Leveraging Large Language Model for Information Retrieval-based Bug Localization
Moumita Asad, Rafed Muhammad Yasir, Sam Malek
TL;DR
GenLoc tackles the vocabulary and metadata limitations of traditional IRBL by marrying semantic code-bug report retrieval with LLM-based iterative code exploration guided by external functions. It leverages embeddings, a vector database, and the ReAct framework to enable the model to reason over code and selectively examine relevant components, yielding superior accuracy and ranking quality on large real-world datasets and recent-bug benchmarks. The approach achieves notable improvements over both traditional IRBL and current LLM-based methods, while maintaining cost-effectiveness and practical runtimes, and demonstrates robustness to unseen bugs.
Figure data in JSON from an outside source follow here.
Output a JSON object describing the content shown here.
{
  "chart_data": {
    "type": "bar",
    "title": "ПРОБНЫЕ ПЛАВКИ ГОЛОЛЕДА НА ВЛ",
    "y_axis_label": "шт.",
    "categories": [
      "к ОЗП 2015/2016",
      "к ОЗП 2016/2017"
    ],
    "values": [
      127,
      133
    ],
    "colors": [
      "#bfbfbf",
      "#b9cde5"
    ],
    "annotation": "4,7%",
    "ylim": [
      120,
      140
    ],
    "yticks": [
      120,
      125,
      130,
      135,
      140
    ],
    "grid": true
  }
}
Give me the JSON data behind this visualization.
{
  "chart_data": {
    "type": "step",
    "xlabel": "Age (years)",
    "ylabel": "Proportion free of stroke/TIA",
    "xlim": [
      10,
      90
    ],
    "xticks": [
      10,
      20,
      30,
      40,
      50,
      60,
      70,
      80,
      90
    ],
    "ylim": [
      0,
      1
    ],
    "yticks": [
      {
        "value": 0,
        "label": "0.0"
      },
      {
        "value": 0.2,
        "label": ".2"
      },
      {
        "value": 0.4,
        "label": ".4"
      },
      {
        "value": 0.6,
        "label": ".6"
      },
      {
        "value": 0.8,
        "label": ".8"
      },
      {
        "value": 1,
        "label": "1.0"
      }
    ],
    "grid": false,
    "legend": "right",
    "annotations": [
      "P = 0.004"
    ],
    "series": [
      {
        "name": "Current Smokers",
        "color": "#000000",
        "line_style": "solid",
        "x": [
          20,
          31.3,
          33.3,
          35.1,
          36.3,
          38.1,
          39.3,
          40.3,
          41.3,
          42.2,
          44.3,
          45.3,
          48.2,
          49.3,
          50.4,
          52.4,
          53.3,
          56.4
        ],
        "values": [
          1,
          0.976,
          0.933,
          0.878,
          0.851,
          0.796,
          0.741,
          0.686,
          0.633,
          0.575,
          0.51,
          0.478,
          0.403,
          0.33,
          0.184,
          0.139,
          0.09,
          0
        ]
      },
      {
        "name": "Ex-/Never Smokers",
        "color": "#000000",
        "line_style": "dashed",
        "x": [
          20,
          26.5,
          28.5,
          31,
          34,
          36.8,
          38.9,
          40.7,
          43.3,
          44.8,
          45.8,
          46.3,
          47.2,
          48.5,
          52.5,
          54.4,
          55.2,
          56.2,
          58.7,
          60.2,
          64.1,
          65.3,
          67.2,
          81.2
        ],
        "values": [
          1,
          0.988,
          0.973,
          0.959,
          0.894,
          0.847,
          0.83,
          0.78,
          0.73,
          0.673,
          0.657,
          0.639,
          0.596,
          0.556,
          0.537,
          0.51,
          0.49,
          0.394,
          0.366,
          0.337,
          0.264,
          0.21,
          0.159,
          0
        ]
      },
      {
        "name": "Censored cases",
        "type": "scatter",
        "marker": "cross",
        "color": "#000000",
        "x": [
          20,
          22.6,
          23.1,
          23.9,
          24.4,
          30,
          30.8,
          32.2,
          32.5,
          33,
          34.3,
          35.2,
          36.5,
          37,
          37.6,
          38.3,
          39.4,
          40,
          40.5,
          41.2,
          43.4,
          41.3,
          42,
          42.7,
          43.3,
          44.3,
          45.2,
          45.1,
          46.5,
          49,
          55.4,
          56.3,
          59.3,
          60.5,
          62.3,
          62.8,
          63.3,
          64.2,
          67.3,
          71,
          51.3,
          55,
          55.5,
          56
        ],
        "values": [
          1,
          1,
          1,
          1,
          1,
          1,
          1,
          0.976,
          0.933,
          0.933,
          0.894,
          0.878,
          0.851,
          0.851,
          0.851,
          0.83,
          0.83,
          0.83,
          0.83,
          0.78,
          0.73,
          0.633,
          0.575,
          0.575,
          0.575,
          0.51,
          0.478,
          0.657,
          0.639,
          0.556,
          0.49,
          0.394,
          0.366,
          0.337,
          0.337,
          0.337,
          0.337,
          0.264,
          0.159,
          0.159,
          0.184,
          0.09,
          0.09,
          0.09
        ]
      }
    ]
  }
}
Together with an ablation study and replication resources, GenLoc offers a strong, integrative direction for scalable, context-aware bug localization in real-world software engineering.
Abstract
Information Retrieval-based Bug Localization (IRBL) aims to identify buggy source files for a given bug report. Traditional and deep-learning-based IRBL techniques often suffer from vocabulary mismatch and dependence on project-specific metadata, while recent Large Language Model (LLM)-based approaches are limited by insufficient contextual information. To address these issues, we propose GenLoc, an LLM-based technique that combines semantic retrieval with code-exploration functions to iteratively analyze the code base and identify potential buggy files. We evaluate GenLoc on two diverse datasets: a benchmark of 9,097 bugs from six large open-source projects and the GHRB (GitHub Recent Bugs) dataset of 131 recent bugs across 16 projects. Results demonstrate that GenLoc substantially outperforms traditional IRBL, deep learning approaches and recent LLM-based methods, while also localizing bugs that other techniques fail to detect.